Porque el mastín ladraba tanto se echó de la cama y corrió al establo. Era noche de luna llena. Veía la sombra de un hombre, pero al hombre no lo veía. Tampoco veía las vacas. Veía cuernos de vaca pero no la cabeza, ni el rabo, ni el cuerpo, ni las pezuñas de las vacas. Si el mastín ladraba con tanto ahínco era porque alguien estaba husmeando en la cuadra. Nada bueno cabe esperar de quien no entra por derecho, llamando a la puerta y con el debido respeto, que es como Dios manda. Agarró la escopeta del doce y metió dos cartuchos recargados con pólvora y plomos viejos, desclasificados del Ejército, que le regalaba el sargento, desde que intimaron en la gallera cuando el sargento todavía era cabo. El anciano se escondió bajo el cobertizo de la basura y estuvo al acecho.

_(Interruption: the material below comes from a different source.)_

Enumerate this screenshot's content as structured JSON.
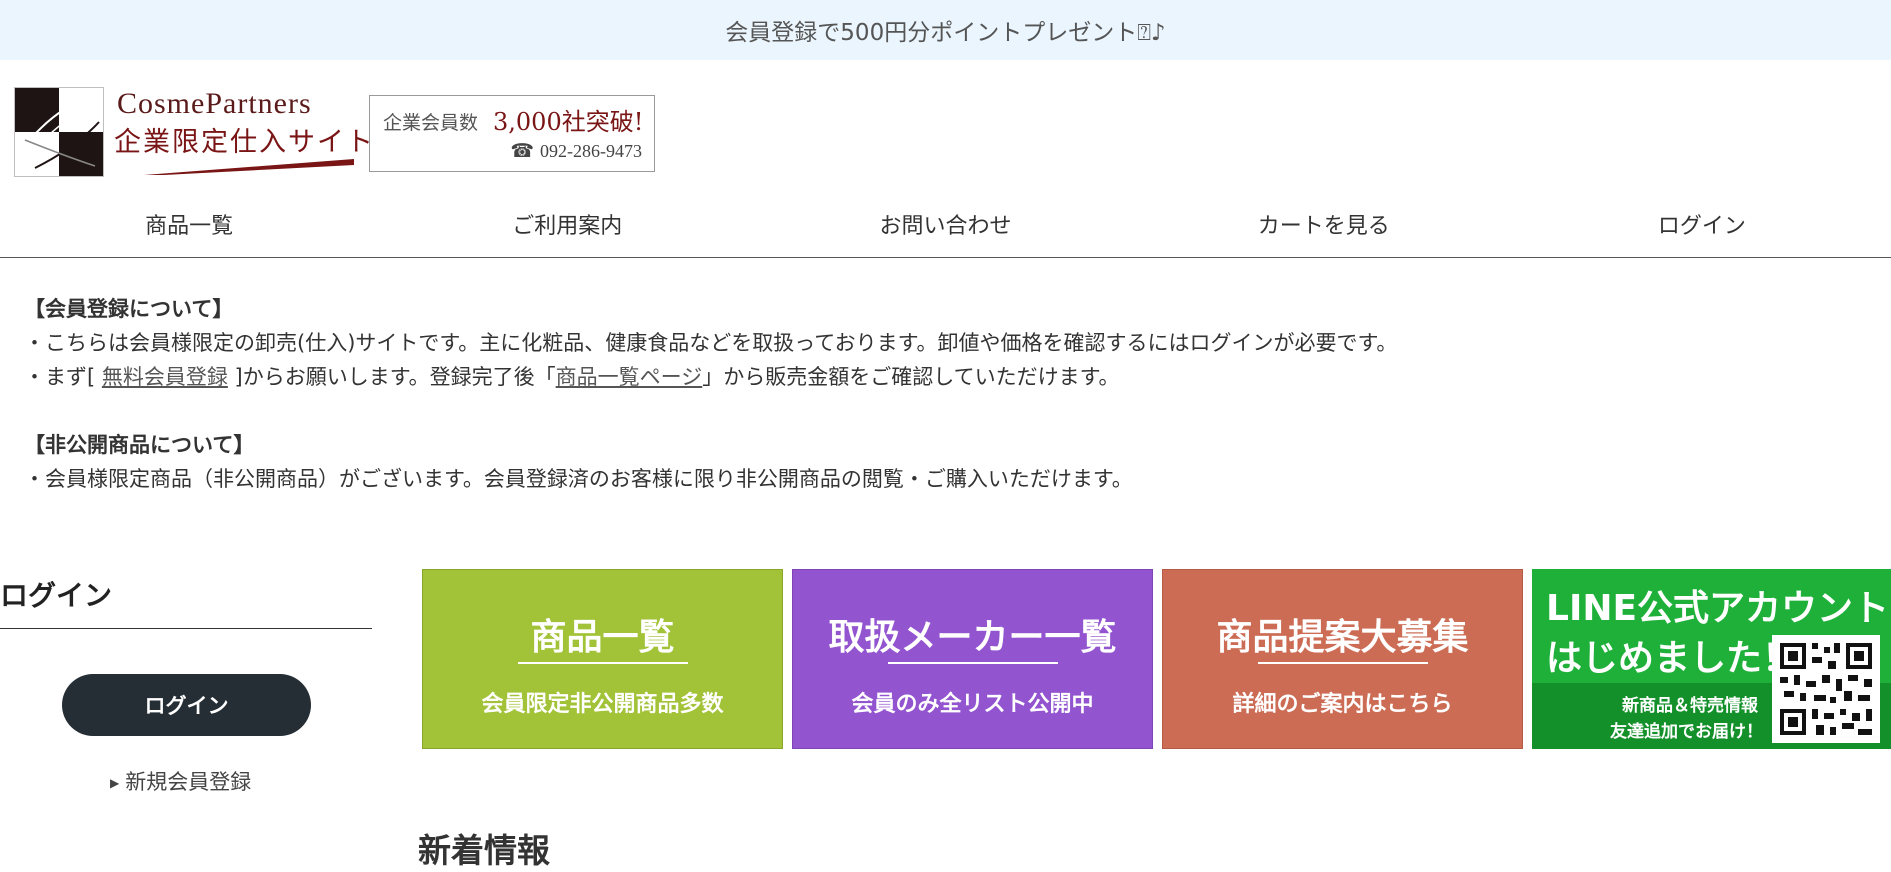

Tenía el propósito de evitar el robo y de abatir al impertinente amigo de lo ajeno. Allí lo despertó la luz del alba y el ruido de la hija cuando salió a echar a las palomas los restos de la cena. Interrogado por esta, Pedro Nolasco narró lo que había visto y lo no visto, y alegó que se quedó dormido con la escopeta en brazos y el cigarro colgando del labio. Dieron una vuelta a la estancia. No había daño en la vaquería ni falta ni deterioro alguno en los aperos. “A tu padre le ha dado la luna en la cabeza y se dañó la sesera, Paquita; tenemos que hacer por vigilarlo”, concluyó el yerno con ajustado criterio.

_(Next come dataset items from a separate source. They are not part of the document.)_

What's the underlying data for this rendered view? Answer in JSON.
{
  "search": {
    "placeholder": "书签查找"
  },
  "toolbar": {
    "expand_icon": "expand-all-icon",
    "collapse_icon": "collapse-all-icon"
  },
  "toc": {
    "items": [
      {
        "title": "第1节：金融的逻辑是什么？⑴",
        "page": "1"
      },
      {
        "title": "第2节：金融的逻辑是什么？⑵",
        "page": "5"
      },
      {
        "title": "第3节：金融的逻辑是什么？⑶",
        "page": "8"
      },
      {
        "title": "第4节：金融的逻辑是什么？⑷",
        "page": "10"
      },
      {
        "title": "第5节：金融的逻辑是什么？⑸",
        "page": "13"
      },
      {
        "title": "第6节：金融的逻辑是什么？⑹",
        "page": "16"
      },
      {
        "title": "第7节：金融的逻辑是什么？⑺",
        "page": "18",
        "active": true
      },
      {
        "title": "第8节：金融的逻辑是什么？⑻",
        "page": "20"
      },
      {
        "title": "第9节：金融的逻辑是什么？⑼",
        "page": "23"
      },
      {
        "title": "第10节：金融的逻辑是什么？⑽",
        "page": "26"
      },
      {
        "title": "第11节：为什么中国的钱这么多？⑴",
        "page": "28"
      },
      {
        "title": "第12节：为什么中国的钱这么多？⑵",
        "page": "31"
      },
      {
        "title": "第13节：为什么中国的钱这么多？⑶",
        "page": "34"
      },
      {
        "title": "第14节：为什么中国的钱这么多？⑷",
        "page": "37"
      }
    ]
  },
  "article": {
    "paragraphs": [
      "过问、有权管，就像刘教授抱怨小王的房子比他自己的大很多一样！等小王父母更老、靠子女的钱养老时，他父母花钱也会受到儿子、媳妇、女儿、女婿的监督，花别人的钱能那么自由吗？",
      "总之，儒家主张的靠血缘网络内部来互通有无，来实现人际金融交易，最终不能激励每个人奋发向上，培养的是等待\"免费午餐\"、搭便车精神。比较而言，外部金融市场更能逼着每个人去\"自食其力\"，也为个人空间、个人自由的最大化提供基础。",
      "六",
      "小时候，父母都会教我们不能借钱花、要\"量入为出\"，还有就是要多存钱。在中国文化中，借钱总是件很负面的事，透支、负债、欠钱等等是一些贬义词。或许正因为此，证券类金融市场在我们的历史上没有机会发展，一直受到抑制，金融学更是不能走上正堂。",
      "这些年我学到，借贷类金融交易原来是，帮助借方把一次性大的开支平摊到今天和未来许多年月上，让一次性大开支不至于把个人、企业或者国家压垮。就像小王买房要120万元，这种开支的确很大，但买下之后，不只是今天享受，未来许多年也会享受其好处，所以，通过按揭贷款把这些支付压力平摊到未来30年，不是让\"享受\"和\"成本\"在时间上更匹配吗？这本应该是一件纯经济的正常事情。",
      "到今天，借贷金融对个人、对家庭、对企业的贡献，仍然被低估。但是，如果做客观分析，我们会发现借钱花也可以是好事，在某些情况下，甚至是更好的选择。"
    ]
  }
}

En su fecha vino el pagador a entregar al abuelo el bono mensual de subsistencia. La hija intentó ponerlo a buen recaudo, pero Nolasco le cogió las vueltas, de manera que, a poco de marchar el funcionario, nadie del mundo, salvo su padre, conocía el paradero del dinero. Dos días después, el abuelo se bañó completo, de arriba a abajo, se compuso con la mejor ropa y bajó al pueblo. Era jueves primero de mes y los quincalleros remedadores de ollas, los vendedores ambulantes y los pajarilleros de la comarca aparcaban sus tenderetes, mesas y jaulas en el Parque Municipal, y allí trajinaban con los demandadores de bienes y servicios. Pero Nolasco no paró con ellos. Recaló en la casa privada de una novia secreta que él tenía y que recibía y cobraba por horas, bajo control de un varón con orejas como soplillos y ojos de búho escrutador. Tras cotizar en la pagaduría lo que debiera pagar, que fue bastante según liquidación practicada a ojo por el búho, lo poco que quedó del bono mensual lo invirtió Nolasco íntegramente en lotería, asunto al que profesaba gran devoción. No hay lugar para el ahorro cuando uno es viejo y el tiempo escasea más que el dinero. El golpe ha de ser uno y certero y de serlo sobre todo ha de ser pronto. Pedro Nolasco tuvo el pálpito de que aquella vez saldría premiado el número que él tuviera el capricho de determinar, y tomó el 5775 que colgaba del avance superior del pupitre, y era como si lo estuviera llamando desde dentro del cuarto del lotero cuando él pasaba calle abajo. Tuvo que dejar fiada, en el almacén de venta a crédito de los árabes, la pollera de encajes que trajo como presente a su hija, doña Paquita, en su afán de compensar y hacerse perdonar los malos ratos que le daba.
Doña Paquita agradeció la pollera, lo que no eximió a Nolasco de ser directamente interpelado sobre la paga, a lo que este respondió que había de estar donde siempre la dejaba. Buscaron hasta bajo las piedras y no la hallaron. “Habrá sido el caso que volviera la sombra sin cuerpo del otro día a repetir con mejor suerte”, concluyó Nolasco. Y se apostó durante las diez noches siguientes esperando que el ladrón regresara por nuevo alijo. En castigo por su mala acción consintió la hija que mal durmiera el padre en el apostadero. Al décimo día le participó que había aparecido el dinero dentro del bolso en una ropa que revisó antes de lavar. Ofreció el dinero a Nolasco pero este lo rechazó, encargando a doña Paquita que lo empleara en el gasto de la casa, comisión que esta aceptó, y cumplió como era de esperar, pues el dinero salió de los ahorros que ella fue acumulando en las sisas que poco a poco mordiera de una y otra cosa. Todo esto se ha conocido porque doña Paquita lo narró con lujo de detalles a su hija Mayra Alexandra, que emigró a España cuando era costumbre hacerlo, y que había encontrado a un guardia civil sin más compañía que su perro Draco, y que vivían en una casa cuartel de un pueblo de Aragón.